O guia local Thiago Firmino disse à Agenda do Poder, que a presença de macacos na região é comum, por se tratar de uma área próxima à mata, mas que o comportamento observado recentemente no novo invasor foge do padrão habitual.

“Na verdade, a gente nunca teve problema. Agora, com esse, pelo que está me parecendo, ele era de cativeiro. Está criando um caos, invadindo casas, comendo tudo, derrubou uma tartaruga. Tem dia que ele está manso, desce, fica perto de morador, depois sobe”, relatou.

Segundo Thiago, três moradores foram mordidos pelo primata. Entre eles, uma motorista de van escolar, que acabou ferida ao tentar afastar o animal. O guia publicou vídeos em seu perfil nas redes sociais que mostram o macaco tentando abrir a janela de uma das casas.

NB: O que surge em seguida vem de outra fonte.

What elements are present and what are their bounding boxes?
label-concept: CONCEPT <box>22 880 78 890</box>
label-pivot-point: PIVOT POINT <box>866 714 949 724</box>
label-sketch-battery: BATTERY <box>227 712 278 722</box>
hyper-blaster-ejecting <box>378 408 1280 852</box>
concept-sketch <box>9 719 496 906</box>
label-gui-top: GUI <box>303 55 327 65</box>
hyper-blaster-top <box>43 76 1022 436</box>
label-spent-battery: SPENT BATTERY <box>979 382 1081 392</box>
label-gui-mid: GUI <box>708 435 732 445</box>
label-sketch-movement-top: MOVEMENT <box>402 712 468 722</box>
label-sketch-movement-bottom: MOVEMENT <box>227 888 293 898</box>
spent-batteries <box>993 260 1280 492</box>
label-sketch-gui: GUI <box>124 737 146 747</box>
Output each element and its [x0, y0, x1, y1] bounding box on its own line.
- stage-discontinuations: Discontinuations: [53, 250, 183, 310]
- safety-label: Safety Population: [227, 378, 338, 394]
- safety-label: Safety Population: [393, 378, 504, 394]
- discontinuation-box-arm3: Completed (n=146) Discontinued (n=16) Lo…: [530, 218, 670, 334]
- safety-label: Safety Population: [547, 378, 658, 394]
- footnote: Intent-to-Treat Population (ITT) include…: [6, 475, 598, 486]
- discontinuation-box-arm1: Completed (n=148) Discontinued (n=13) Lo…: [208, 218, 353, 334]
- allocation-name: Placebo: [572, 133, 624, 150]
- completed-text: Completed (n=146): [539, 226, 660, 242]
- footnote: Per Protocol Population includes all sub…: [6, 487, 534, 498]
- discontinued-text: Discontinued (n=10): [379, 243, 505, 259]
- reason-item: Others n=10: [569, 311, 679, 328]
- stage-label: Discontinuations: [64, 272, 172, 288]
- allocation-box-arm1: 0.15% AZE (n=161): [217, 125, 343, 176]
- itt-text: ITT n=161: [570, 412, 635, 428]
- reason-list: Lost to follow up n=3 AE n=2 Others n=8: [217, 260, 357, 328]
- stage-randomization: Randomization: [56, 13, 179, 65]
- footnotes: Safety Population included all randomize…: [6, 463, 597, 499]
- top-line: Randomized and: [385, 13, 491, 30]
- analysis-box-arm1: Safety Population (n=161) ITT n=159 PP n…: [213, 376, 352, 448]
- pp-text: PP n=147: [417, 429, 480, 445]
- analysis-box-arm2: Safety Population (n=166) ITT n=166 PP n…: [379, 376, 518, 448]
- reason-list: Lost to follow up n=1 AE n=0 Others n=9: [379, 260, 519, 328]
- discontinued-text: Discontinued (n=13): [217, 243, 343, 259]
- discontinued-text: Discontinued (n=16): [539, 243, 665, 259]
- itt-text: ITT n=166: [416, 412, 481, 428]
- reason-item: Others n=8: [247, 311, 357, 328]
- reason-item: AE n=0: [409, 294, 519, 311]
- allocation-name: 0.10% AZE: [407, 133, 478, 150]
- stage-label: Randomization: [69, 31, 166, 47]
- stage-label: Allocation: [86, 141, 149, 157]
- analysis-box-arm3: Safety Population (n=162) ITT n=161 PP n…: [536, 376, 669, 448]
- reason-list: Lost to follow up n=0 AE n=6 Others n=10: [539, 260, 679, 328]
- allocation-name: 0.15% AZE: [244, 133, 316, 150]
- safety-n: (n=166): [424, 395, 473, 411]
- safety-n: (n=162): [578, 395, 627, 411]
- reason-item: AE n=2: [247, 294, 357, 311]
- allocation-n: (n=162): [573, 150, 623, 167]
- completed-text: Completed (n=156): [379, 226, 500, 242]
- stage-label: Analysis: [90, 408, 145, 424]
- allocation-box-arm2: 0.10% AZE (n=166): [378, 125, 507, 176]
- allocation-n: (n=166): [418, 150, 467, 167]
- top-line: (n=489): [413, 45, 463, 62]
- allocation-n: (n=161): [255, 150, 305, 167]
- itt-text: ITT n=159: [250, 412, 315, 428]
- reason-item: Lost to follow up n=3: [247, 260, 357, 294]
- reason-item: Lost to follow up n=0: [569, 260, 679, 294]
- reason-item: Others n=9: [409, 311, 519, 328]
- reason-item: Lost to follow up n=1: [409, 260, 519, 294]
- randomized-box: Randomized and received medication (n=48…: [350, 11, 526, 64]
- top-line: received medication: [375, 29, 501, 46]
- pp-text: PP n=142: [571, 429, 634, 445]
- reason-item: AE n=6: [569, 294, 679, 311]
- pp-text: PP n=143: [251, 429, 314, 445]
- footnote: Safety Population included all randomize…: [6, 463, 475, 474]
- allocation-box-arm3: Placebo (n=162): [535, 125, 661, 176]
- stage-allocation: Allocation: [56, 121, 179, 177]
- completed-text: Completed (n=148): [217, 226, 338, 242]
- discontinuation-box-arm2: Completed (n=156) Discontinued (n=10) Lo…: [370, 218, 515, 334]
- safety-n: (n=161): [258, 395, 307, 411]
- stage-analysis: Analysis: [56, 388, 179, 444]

Especialistas explicam comportamento

De acordo com a bióloga e professora Stéphanie Cardim, formada pela UniRio e mestranda em Biodiversidade e Biologia Evolutiva pela Universidade Federal do Rio de Janeiro (UFRJ), esse tipo de aproximação não é comum para a espécie em condições naturais.

Esse nível de proximidade indica que o animal já teve contato intenso com humanos. Isso pode acontecer em áreas urbanas, como no Jardim Botânico e no Parque Lage, ou em casos de animais mantidos ilegalmente como pets

Certos primatas silvestres como o macaco-prego ou os saguis são mantidos como pets (animais de estimação) em cativeiro para companhia. Alguns em situação legal com autorização do Ibama. Já outros, adquiridos através do tráfico ilegal de animais.

Em reportagem anterior, a Agenda do Poder investigou a rede clandestina que captura micos e outros primatas no Rio de Janeiro.

Ainda segundo a bióloga, a facilidade de acesso a alimento é um fator determinante para a presença dos macacos em áreas urbanas.

“O acesso a recursos como alimento, e a oferta que as próprias pessoas fazem, contribuem para que esses animais se aproximem da área urbana. É uma espécie que pode ser encontrada na borda da mata, na entrada da floresta, o que facilita esse trânsito entre áreas urbanas e arborizadas”, afirmou.

Além disso, há riscos à saúde pública. O veterinário Flávio Moutinho, do Centro de Controle de Zoonoses (CCZ) de Niterói e professor da Faculdade de Veterinária da Universidade Federal Fluminense (UFF), explica que a transmissão de doenças pode ocorrer nos dois sentidos.

Eles podem transmitir doenças zoonóticas para os humanos. A principal preocupação é a raiva. Se o animal estiver infectado, pode transmitir o vírus. Por outro lado, os humanos também podem transmitir doenças aos primatas, como o herpesvírus humano, que pode causar a morte de populações inteiras”

Orientações à população

Entre as orientações estão manter portas e janelas fechadas, evitar deixar alimentos expostos e higienizar o ambiente com hipoclorito caso o animal entre na residência. A recomendação é não tocar, alimentar ou tentar capturar o animal.

O manejo do caso deve ser feito pelos órgãos competentes. “O correto é informar as autoridades para que seja avaliada a contenção e o manejo do animal, inclusive para investigar se ele está fora de área ou se é vítima de tráfico de animais silvestres”, enfatiza a bióloga Stéphanie.

Em nota, a Secretaria de Meio Ambiente e Clima, por meio da Patrulha Ambiental, esclareceu que “o animal em questão está se aproximando das pessoas porque, em algum momento, teve oferta de alimento e ficou condicionado a chegar perto do ser humano em busca de comida com fácil acesso”.

Ainda segundo a pasta, até o momento, não houve nenhum chamado, no mês de janeiro, para o número 1746 por parte dos moradores.

“A Smac solicita, portanto, que o morador ligue para 1746, canal entre a Prefeitura do Rio e a população, e forneça a localização do animal para que a equipe da Patrulha Ambiental seja acionada e tome as medidas necessárias”.